Existing evidence arising from GWAS implicates dysregulation of phagocytic clearance in myeloid cells in the etiology of AD; however, extrapolating these findings from preclinical models of AD to humans carries several caveats and challenges. First, the immune systems in mice and humans differ widely. Second, preclinical models of AD are limited in various ways, and do not recapitulate the multifactorial nature of sporadic AD. Importantly, most animal models of AD do not accurately mimic the human disease and manifest incomplete neuropathology and symptomatology at a young age. All these concerns highlight the need for human cell-based models such as human induced pluripotent stem cells (hiPSCs) differentiated into CNS cell types (see Outstanding Questions). Although 2D cultures may not be ideal owing to abnormal cell behavior and activation, one may implement more complex models including cocultures and organoids. 3D culture techniques have been developed successfully and represent a more physiological environment that can include neurons, astrocytes, microglia, and oligodendrocytes. This system allows AD genetic risk factors to be studied in a human cellular context. iPSC technology together with advances in gene editing provide a convenient platform to study human AD risk variants in the correct genomic context, allowing better understanding of disease mechanisms. Recent studies show that cortical organoids produced from ADAD patient-derived hiPSCs spontaneously develop Aβ plaques and NFTs [119]. Importantly, organoids derived from AD patient cells show alterations in the endolysosomal system (i.e., enlarged early endosomes), which suggests that molecular features of AD are preserved [119,120]. So far, studies in AD cerebral organoids have focused on APP processing in neuronal cells. Future organoid models investigating AD risk factors should also include microglia. However, a limitation of these 2D and 3D cultures is the absence of the physiological context of the brain. An alternative approach is to transplant hiPSC-derived hematopoietic progenitor cells (especially those genetically edited to induce or correct AD mutations) into mouse brain to study the microglial response in more physiological conditions [121].

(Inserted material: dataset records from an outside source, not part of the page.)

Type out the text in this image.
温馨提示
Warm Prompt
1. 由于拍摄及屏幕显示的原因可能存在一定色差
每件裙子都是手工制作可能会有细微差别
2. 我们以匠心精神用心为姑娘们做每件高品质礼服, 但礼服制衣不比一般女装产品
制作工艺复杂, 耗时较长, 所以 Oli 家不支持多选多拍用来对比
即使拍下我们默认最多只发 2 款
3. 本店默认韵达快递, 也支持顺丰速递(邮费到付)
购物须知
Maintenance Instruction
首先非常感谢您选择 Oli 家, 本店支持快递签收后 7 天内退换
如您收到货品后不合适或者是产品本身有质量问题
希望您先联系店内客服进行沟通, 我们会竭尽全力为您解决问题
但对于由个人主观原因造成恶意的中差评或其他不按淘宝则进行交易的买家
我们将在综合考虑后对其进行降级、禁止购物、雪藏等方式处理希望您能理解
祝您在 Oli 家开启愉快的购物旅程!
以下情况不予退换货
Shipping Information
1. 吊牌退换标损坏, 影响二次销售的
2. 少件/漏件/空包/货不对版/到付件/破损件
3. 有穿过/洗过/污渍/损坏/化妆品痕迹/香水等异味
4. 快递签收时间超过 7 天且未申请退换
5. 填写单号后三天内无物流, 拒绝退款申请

Genetic studies have been extremely important in revealing the genes and pathways that underlie AD risk. Early studies on ADAD focused attention on APP processing, whereas more recent GWAS analyses of common and rare variants strongly suggest that microglial function, in particular phagocytosis of tissue debris (efferocytosis), may be involved in AD development and progression [12,13]. It will be important to determine whether and how APP processing intersects with efferocytosis, or whether these two disease mechanisms represent parallel ways of developing AD. With this review we hope to stimulate further research aimed at understanding efferocytosis in immune cells in the context of AD risk factors, with the goal of identifying novel therapeutic targets and effective therapeutic interventions.

Highlights.

Genetic variants associated with Alzheimer’s disease (AD) are enriched in myeloid-specific enhancers, including microglial enhancers, implicating this cell type in the etiology of AD.

AD risk variants in these enhancers modulate disease susceptibility by regulating enhancer activity and in turn the expression of genes involved in microglial phagocytosis and the endolysosomal pathway.

Common risk variants are enriched for proteins expressed in early endosomes.

Pathway analysis of AD genetics combined with myeloid genomics strongly implicates dysregulation of phagocytosis of tissue debris in the etiology of AD.